Anat Hoffman, head of Women of the Wall (WoW), was trapped by her own rhetoric.

For decades she claimed that WoW simply wanted to pray in its own fashion, despite dozens of editorials and statements from WoW leaders about forcing traditional women to “change their world view,” in the words of its late founder, Rivka Haut. Now that American Reform and Conservative leaders agree this new space is adequate for alternative prayers, how could Hoffman argue, especially with the Reform movement paying her salary? So her core supporters have left; Vanessa Ochs calls her “a pawn of the liberal movements,” while Phyllis Chesler says Hoffman was “used.” They and Shulamit Magnus refuse to betray their quest to change the “Jewish sacred space” – to leave no site at the Wall that accords with traditional Judaism.
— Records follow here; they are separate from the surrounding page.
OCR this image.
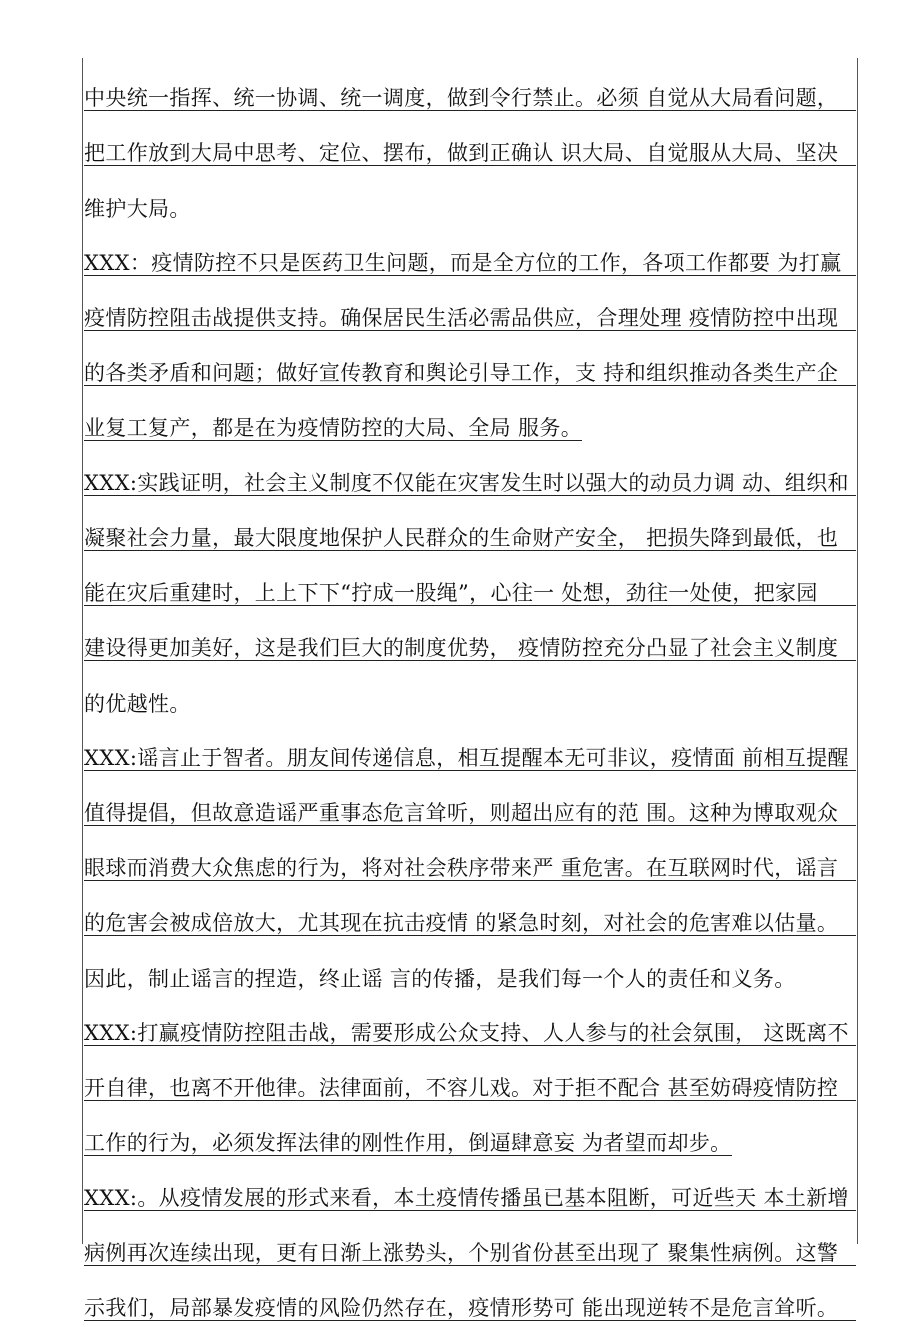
中央统一指挥、统一协调、统一调度，做到令行禁止。必须 自觉从大局看问题，
把工作放到大局中思考、定位、摆布，做到正确认 识大局、自觉服从大局、坚决
维护大局。
XXX：疫情防控不只是医药卫生问题，而是全方位的工作，各项工作都要 为打赢
疫情防控阻击战提供支持。确保居民生活必需品供应，合理处理 疫情防控中出现
的各类矛盾和问题；做好宣传教育和舆论引导工作，支 持和组织推动各类生产企
业复工复产，都是在为疫情防控的大局、全局 服务。
XXX:实践证明，社会主义制度不仅能在灾害发生时以强大的动员力调 动、组织和
凝聚社会力量，最大限度地保护人民群众的生命财产安全， 把损失降到最低，也
能在灾后重建时，上上下下“拧成一股绳”，心往一 处想，劲往一处使，把家园
建设得更加美好，这是我们巨大的制度优势， 疫情防控充分凸显了社会主义制度
的优越性。
XXX:谣言止于智者。朋友间传递信息，相互提醒本无可非议，疫情面 前相互提醒
值得提倡，但故意造谣严重事态危言耸听，则超出应有的范 围。这种为博取观众
眼球而消费大众焦虑的行为，将对社会秩序带来严 重危害。在互联网时代，谣言
的危害会被成倍放大，尤其现在抗击疫情 的紧急时刻，对社会的危害难以估量。
因此，制止谣言的捏造，终止谣 言的传播，是我们每一个人的责任和义务。
XXX:打赢疫情防控阻击战，需要形成公众支持、人人参与的社会氛围， 这既离不
开自律，也离不开他律。法律面前，不容儿戏。对于拒不配合 甚至妨碍疫情防控
工作的行为，必须发挥法律的刚性作用，倒逼肆意妄 为者望而却步。
XXX:。从疫情发展的形式来看，本土疫情传播虽已基本阻断，可近些天 本土新增
病例再次连续出现，更有日渐上涨势头，个别省份甚至出现了 聚集性病例。这警
示我们，局部暴发疫情的风险仍然存在，疫情形势可 能出现逆转不是危言耸听。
Gabriela Geselowitz complains that the compromise means “if I want to pray at such a holy site in a way that feels meaningful to me, I have to go to a part that isn’t from the postcards.” The problem remains that had the site not maintained traditional standards, none of those postcards would exist.

We can only join together when we surrender what “feels meaningful to me” in favor of what is shared by us. What Forward editor Jane Eisner calls “the area of the Wall considered most holy” is only so because it has felt the tears of millions of traditional Jews, none of whom could comfortably pray there had the site not maintained traditional norms. When the ad-hoc “Women For the Wall” called for a show of support for the status quo, they brought more women to the Wall on a single day than WoW does in a decade.